It is very important to remember that the Act 250 hearing is a "finding of fact" process, where a decision will be made based on evidence presented, not just on fears or supposition. This project presents legitimate issues of concern, but these issues must be addressed by facts and evidence.
For example, Kingsbury Construction has successfully completed a recent noise test to determine that this project came in under the specified state standard. This is evidence of fact. Another fact, this site has been a working gravel pit for over 40 years. From the '60s through the mid '90s my father, Curly Bowen, excavated, crushed and sold gravel from this pit. Most of the abutting land owners built or bought their houses while this pit was in active use.
Even in the last few years when gravel was not being extracted, the site was being used for log storage with heavy trucks coming and going on Route 100.
Another fact: Kingsbury Construction, which will manage the extraction process, is a nearly 30-year-old family-run business based in Waitsfield that employs people from our town and our Valley. Like Harvey's, Kingsbury's business takes them up and down the Route 100 corridor, their trucks already run on our roads.

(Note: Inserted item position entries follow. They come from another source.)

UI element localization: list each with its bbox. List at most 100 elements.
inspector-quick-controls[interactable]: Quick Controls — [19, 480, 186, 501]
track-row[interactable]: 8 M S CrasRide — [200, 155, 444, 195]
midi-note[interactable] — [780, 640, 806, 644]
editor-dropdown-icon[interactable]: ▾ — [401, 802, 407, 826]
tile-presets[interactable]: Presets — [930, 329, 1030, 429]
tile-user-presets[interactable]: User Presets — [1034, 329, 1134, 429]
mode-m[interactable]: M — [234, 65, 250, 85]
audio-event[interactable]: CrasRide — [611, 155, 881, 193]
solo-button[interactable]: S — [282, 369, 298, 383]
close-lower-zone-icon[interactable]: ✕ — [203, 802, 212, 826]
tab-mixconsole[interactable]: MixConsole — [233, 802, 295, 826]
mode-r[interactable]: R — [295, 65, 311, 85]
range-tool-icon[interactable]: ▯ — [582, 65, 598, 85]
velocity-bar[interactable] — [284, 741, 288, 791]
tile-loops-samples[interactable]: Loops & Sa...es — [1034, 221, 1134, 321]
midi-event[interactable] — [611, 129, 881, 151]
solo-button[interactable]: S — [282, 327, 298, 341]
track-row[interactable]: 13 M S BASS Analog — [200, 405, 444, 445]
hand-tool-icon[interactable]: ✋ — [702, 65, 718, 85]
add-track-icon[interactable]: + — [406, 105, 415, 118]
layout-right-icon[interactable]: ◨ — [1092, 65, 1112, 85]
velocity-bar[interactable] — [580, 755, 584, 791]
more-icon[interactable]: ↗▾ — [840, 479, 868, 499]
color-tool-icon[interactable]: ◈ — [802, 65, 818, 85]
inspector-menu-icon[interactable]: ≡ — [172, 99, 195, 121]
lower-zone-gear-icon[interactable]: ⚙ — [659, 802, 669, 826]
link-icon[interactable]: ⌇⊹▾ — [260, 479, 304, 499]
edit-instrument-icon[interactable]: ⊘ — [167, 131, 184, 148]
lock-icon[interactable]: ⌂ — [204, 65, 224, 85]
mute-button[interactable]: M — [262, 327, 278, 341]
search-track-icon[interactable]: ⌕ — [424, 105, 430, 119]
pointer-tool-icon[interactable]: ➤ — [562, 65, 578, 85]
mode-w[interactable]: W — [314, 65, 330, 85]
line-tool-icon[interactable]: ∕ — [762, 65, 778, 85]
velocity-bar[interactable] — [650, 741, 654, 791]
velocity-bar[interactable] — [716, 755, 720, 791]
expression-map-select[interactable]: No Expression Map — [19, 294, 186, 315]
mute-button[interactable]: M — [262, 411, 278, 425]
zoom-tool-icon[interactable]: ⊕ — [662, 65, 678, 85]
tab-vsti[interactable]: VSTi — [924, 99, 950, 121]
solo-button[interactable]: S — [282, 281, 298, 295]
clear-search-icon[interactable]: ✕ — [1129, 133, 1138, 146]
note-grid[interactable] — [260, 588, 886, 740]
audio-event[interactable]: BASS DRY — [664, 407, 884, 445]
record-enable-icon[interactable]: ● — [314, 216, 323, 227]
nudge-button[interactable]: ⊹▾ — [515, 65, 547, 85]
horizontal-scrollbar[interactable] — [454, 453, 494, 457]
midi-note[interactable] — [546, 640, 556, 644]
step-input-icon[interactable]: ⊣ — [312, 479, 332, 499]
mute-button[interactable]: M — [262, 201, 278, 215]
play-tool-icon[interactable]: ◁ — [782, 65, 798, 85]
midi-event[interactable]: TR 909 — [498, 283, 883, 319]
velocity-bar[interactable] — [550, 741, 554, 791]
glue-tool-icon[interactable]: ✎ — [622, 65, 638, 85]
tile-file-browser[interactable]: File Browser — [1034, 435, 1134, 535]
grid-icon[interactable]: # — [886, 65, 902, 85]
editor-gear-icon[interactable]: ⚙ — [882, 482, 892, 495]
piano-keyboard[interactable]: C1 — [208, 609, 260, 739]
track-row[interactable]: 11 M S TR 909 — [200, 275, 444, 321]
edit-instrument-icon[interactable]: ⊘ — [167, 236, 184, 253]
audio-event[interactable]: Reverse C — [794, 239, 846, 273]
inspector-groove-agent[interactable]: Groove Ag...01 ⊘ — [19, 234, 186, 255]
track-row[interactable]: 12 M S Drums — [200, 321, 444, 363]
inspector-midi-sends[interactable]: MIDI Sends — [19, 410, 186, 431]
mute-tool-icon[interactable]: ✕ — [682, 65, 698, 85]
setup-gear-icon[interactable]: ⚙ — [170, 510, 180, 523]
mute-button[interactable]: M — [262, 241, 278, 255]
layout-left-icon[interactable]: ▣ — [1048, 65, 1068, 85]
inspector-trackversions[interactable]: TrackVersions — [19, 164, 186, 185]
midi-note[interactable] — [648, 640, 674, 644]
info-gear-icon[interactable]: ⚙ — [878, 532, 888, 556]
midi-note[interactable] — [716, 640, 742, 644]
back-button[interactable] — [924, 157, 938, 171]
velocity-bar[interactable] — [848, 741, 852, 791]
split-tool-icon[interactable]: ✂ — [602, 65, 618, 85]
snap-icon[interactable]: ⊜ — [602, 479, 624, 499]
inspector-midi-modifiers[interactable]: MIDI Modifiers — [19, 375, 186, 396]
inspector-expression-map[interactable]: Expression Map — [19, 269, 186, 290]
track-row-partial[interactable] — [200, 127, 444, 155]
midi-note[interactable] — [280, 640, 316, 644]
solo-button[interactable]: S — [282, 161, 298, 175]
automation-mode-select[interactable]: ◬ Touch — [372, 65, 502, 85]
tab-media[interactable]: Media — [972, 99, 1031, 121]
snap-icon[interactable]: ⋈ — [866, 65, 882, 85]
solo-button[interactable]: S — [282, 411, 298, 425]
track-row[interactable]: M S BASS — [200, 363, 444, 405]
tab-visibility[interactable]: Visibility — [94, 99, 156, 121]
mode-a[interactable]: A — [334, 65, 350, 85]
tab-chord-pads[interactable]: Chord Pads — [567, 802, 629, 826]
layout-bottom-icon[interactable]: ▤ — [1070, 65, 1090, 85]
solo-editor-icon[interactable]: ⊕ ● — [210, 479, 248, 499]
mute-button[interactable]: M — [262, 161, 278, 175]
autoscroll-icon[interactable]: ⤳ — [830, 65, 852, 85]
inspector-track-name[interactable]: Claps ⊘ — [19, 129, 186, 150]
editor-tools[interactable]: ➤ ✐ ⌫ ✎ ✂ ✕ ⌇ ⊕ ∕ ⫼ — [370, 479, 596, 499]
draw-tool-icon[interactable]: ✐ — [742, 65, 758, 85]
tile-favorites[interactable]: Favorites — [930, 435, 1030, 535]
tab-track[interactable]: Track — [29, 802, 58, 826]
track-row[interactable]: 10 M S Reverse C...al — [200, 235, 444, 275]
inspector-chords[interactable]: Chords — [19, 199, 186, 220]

Some stories circulating have made this project sound like an international conglomerate is underhandedly coming in to rip down our mountains and crush our highways with armies of huge trucks, subsequently destroying our water, our very way of life. This is simply not true.
Finally, there are very few ways people who work the land in our state are able to make a living from that land. My brother has spent his adult life continuously tending the land that surrounds us in Rochester and Hancock. What is the value to our community of that caretaking? Is it equal to the responsible reopening of an existing gravel pit? I believe so.